A necessidade do surgimento do PROFERT tem origem nas implicações internacionais da guerra entre a Rússia e a Ucrânia, que são os principais exportadores de fertilizantes e seus insumos para os diversos países do mundo. Dentre eles, o Brasil tem uma demanda de importação de fertilizantes elevada e depende de 90% de insumos, provenientes do exterior, mormente, o Cloreto de Potássio, segundo informa a Ministra da Agricultura, Sra. Tereza Cristina.
O PROFERT segue o modelo padrão da maioria dos Regimes Especiais de Tributação do PIS/COFINS e do IPI, isto é, cria uma suspensão dos tributos sob benefício fiscal, os quais serão convertidos em alíquota zero, após a demonstração do cumprimento das condicionantes do regime, junto à Fiscalização Federal.
Em suma, o PROFERT cria diversos benefícios fiscais aos habilitados e coabilitados do Regime Especial, quais sejam:
No próprio projeto de lei, existe previsão normativa de delegação ao Poder Executivo Federal de preconização das empresas passíveis de adesão ao programa, bem como as empresas que já estariam excluídas pela própria lei: as empresas optantes pelo regime de arrecadação unificado do SIMPLES NACIONAL e as empresas optantes pela tributação da renda pelo lucro presumido ou arbitrado.
Assim como o benefício fiscal do REIDI, as empresas beneficiárias habilitadas no PROFERT deverão ter projeto aprovado pelo MME/MAPA vinculados à implantação, ampliação ou modernização de infraestrutura para produção de fertilizantes e seus insumos, com registro contábil no Ativo Imobilizado.
Nos termos do art.9º do PL n. 3.507/2021, após a aprovação do projeto e a habilitação no PROFERT, as aquisições e as importações vinculadas ao programa ficarão sob alíquota zero por 5 anos, bem como a fruição dos benefícios depende da mantença da certidão negativa ou positiva, com efeito de negativa, pela empresa beneficiária.

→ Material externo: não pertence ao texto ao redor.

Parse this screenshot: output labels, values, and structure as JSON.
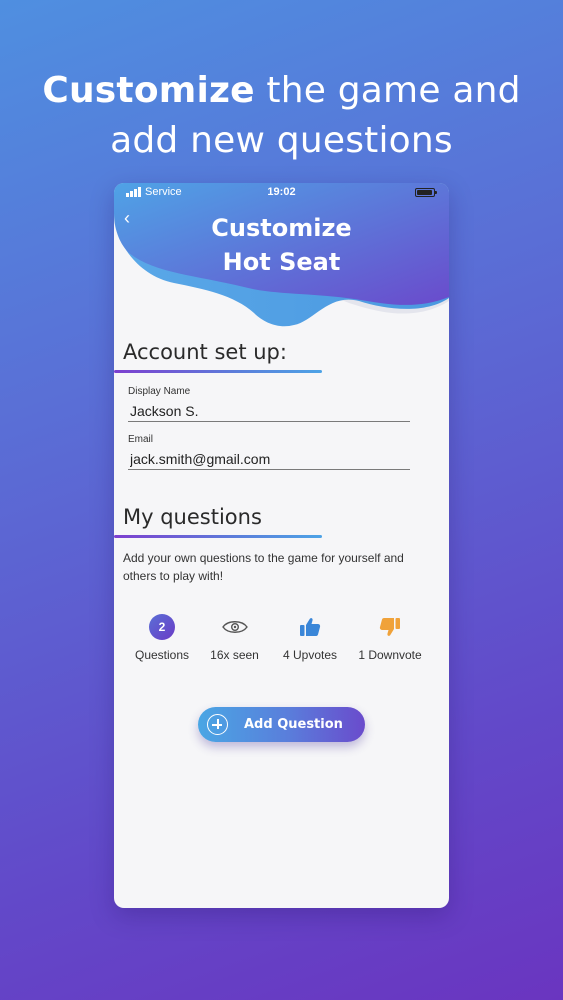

A suspensão do pagamento incide sobre as operações de venda de bens, ferramental e equipamentos, inclusive materiais de construção, desde que empregados no projeto de infraestrutura da indústria de fertilizantes e seus insumos. Ela abrange também a tributação incidente sobre a locação e o arrendamento de bens que serão utilizados no projeto.
A coabilitação, no PROFERT, é interessante para que essas empresas não percam seu estoque de créditos dos impostos não-cumulativos, devido à não-incidência e/ou isenção, no meio da cadeia produtiva de fertilizantes. Ex: Fornecedores e Clientes das empresas habilitadas.
Com relação à importação de serviços, o IRRF se circunscreve às hipóteses de operações de importação, em que há remessa de divisas para o exterior, enquanto a CIDE se restringe à não-incidência tributária, nas hipóteses de pagamentos ao exterior de contratos relativos à exploração de patentes ou de uso de marcas, bem como de fornecimento de tecnologia e prestação de assistência técnica.
Por sua vez, o art.10 do PL 3.507/2021 amplia as hipóteses de alíquota zero de PIS/COFINS e PIS/COFINS-Importação incidentes sobre a importação e a receita bruta da venda no mercado interno de adubos ou fertilizantes, classificados no Capítulo 31 da TIPI, e dos insumos necessários para a fabricação, visto que a redação textual atual apenas permite esse benefício para as matérias-primas dos fertilizantes. Com o PL, todos os produtos que interfiram na cadeia produtiva dos fertilizantes e adubos terão direito ao benefício fiscal, inclusive os fretes de venda (novo §8º do art.1º a ser acrescentado na Lei n. 10.925/2004).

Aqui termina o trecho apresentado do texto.